Can coding agents improve themselves? Researchers at the University of Bristol and IGENT AI have proposed SICA (self-improved coding agent) to iteratively enhance their own code and performance

liralbes April 30, 2025

0 3 minutes read

Can coding agents improve themselves? Researchers at the University of Bristol and IGENT AI have proposed SICA (self-improved coding agent) to iteratively enhance their own code and performance

Development of agent systems – LLM embedded in scaffolding that enables tools and autonomous decision making, significant progress has been made. However, most implementations today rely on fixed manual orchestration strategies. These designs are inherently limited, limiting the agency’s adaptability to new tasks and environments. As the model grows in function, the rigidity of its execution framework becomes a bottleneck, especially in areas such as software engineering, where task complexity and variability require more flexible systems.
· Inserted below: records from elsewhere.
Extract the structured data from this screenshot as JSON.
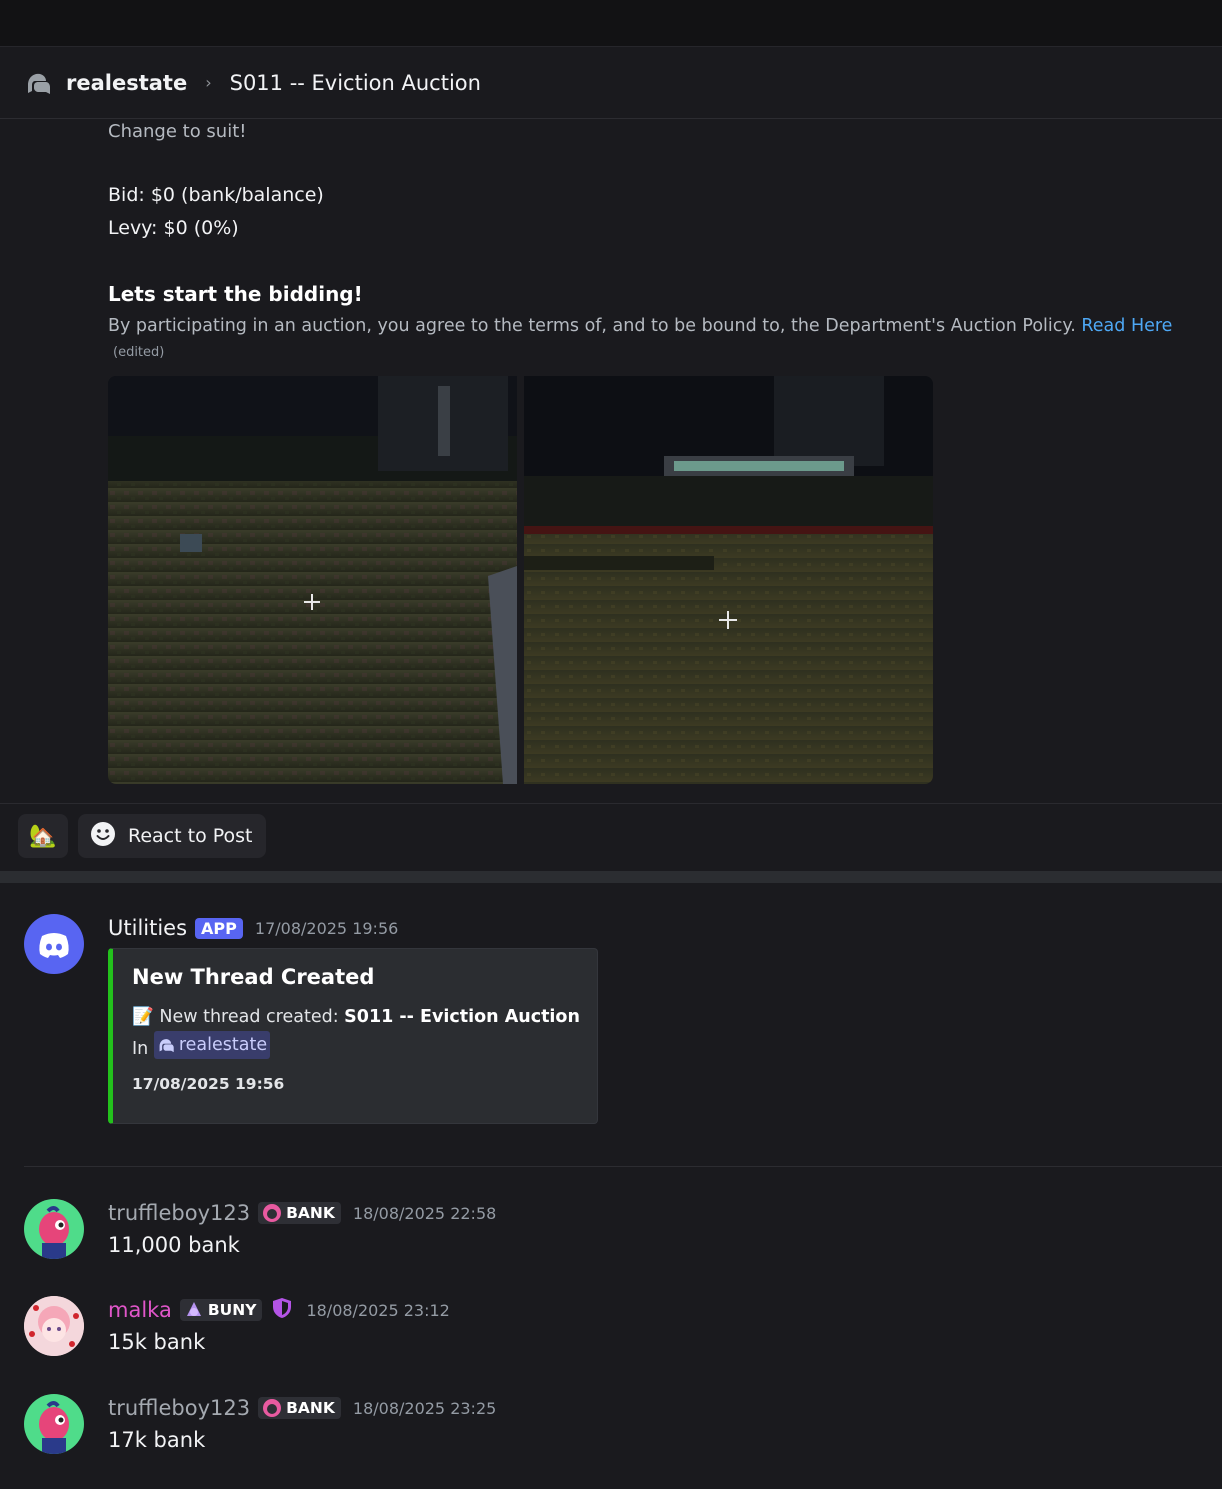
{
  "header": {
    "channel": "realestate",
    "separator": "›",
    "thread": "S011 -- Eviction Auction"
  },
  "post": {
    "line1": "Change to suit!",
    "bid": "Bid: $0 (bank/balance)",
    "levy": "Levy: $0 (0%)",
    "heading": "Lets start the bidding!",
    "policy": "By participating in an auction, you agree to the terms of, and to be bound to, the Department's Auction Policy.",
    "policy_link": "Read Here",
    "edited": "(edited)"
  },
  "reactions": {
    "emoji": "🏡",
    "react_label": "React to Post"
  },
  "messages": [
    {
      "author": "Utilities",
      "tag": "APP",
      "timestamp": "17/08/2025 19:56",
      "embed": {
        "title": "New Thread Created",
        "emoji": "📝",
        "desc_prefix": "New thread created:",
        "thread_name": "S011 -- Eviction Auction",
        "in_label": "In",
        "channel": "realestate",
        "footer": "17/08/2025 19:56",
        "accent": "#23c11c"
      }
    },
    {
      "author": "truffleboy123",
      "role": "BANK",
      "timestamp": "18/08/2025 22:58",
      "text": "11,000 bank"
    },
    {
      "author": "malka",
      "role": "BUNY",
      "timestamp": "18/08/2025 23:12",
      "text": "15k bank"
    },
    {
      "author": "truffleboy123",
      "role": "BANK",
      "timestamp": "18/08/2025 23:25",
      "text": "17k bank"
    }
  ],
  "colors": {
    "background": "#1a1a1e",
    "link": "#4ea8f5",
    "app_tag": "#5865f2",
    "truffleboy_name": "#a4a9b0",
    "malka_name": "#e056c9"
  }
}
In response, researchers from the University of Bristol and IGENT AI presented Sika (Self-improved Coding Proxy) – A novel proxy architecture designed to iteratively enhance its own performance by modifying its underlying code. Unlike previous methods (such as ADA), are the responsibilities between the meta-agent and the target agent, and SICA unifies these roles. The same agent performing the task is also responsible for evaluating past performance, identifying shortcomings and updating their own implementations. This integration allows for a continuous cycle of self-guided without external intervention.

Self-improved buildings and mechanisms

SICA is built on a minimal, scalable base proxy, equipped with tools to manipulate its code base, navigate directories, execute shell commands, and call child proxy. Its architecture follows a loop: evaluation, selection, modification. In each iteration, the agent performs on predefined tasks based on their own performance, stores the results, and selects the most efficient prior version as the basis for further improvement.

The agent uses utility functions to evaluate performance, which combines accuracy, time and cost metrics. Key components include:

Sub-agent structure Used to decompose problems and manage context in LLM constraints.
Asynchronous supervisiona monitoring LLM thread to ensure that the agent stops execution and stops execution in non-conducting or diverging situations.
Self-editing functionwith the help of SmartEditor, AST-based symbol locator and DIFF digest, the proxy behavior can be accurately modified.

This structure allows agents to perform controlled experiments on their own designs and deploy updates to improve results.

Experience Assessment

The researchers evaluated several code-related benchmarks for SICA, including a subset of the proven SWE benchmarks, LiveCodeBench, and synthesis tasks focused on file editing and symbol position. The results show measurable benefits in the iteration. For example, the accuracy of the verified SWE benchmark increased from 17% to 53% and file editing performance increased from 82% to 94%.

These improvements are not limited to benchmark scores. Agents also optimize execution latency and resource efficiency, reducing the average cost and time per task. It is worth noting that improvements are not the result of the basic LLM weight update, but are achieved by changing tool orchestration, file management strategies, and problem-decomposition heuristics.

However, the benefits on reasoning-dominated tasks such as AIME and GPQA are less obvious. In these cases, the performance of the base LLM (such as O3-Mini) is already close to the task cap, thus limiting the marginal benefits of other scaffolding. Furthermore, the introduction of certain tool-based inference steps seems to undermine the performance of the validated inference model, suggesting the need for more integrated co-training between proxy logic and model behavior.

in conclusion

The SICA framework illustrates the specific path to autonomous improvement of the proxy system. By consolidating execution and self-editing in a single agent, the system avoids many of the pitfalls of manual design and implements empirical feedback-driven iterative refinement. The results show that this approach is feasible, especially in the domain with long horse, tool-mediated tasks (e.g., software engineering).

Although there are clear boundaries in the effectiveness of scaffolding improvements alone (especially for tasks dominated by pure reasoning), this study lays the foundation for future work on hybrid optimization, with both model and agent design developing together. SICA also uses LLM-based supervisors and structured execution traces to ensure transparency and control, thus introducing practical considerations for security and observability in self-improvement systems.

Check Paper and github pages. Also, don’t forget to follow us twitter And join us Telegram Channel and LinkedIn GrOUP. Don’t forget to join us 90K+ ml reddit.

🔥 [Register Now] Minicon Agesic AI Virtual Conference: Free Registration + Certificate of Attendance + 4-hour Short Event (May 21, 9am-1pm) + Hands-On the Workshop

Sana Hassan, a consulting intern at Marktechpost and a dual-degree student at IIT Madras, is passionate about applying technology and AI to address real-world challenges. He is very interested in solving practical problems, and he brings a new perspective to the intersection of AI and real-life solutions.